As they narrate their stories, they would open up the kaavad, and reveal a new layer, to build a sense of curiosity and anticipation to the sight of the inner core after that long-delayed moment. To Gulammohammed Sheikh, this portable and popular format not only presented the possibility of greater visibility but also could rest within it narratives to combine the same in different permutations and combinations just by the folding/unfolding act of its doors.
Each curious combination maps a whole new journey, a different narrative: his kaavad serves as a medium through which our social, cultural, political belief systems- new and he old, of the past and present - could be examined. The diverse archive of references incorporates multitude of elements like contemporary citations of violence, migration, displacement, as well as fabled journeys, quotations by Kabir and autobiographical accounts.
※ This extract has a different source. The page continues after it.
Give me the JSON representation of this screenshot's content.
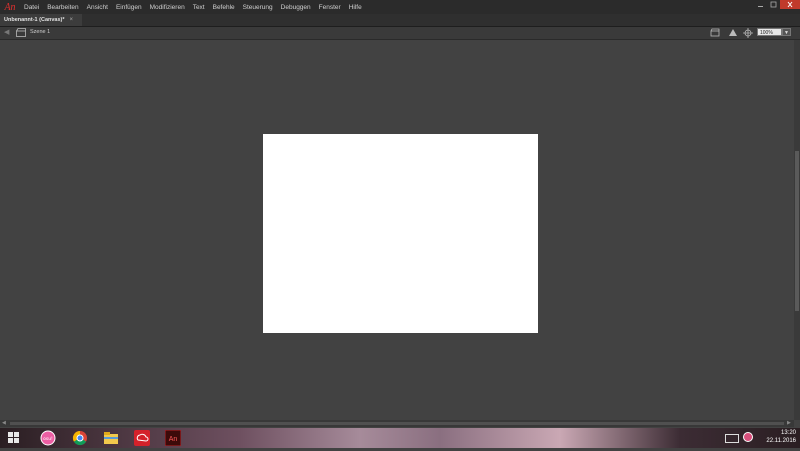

To this thinking and sensitive artist, this is also a quiet personal space, the world as Home that initiates a conversation between personal histories and characters from both real life and art. Each facet of the kaavad narrates a different tale, albeit all deftly interwoven. Being large in scale and stark in effect, they tend to immerse the viewer in their very physicality, blurring the gap between real and imaginary, art and life.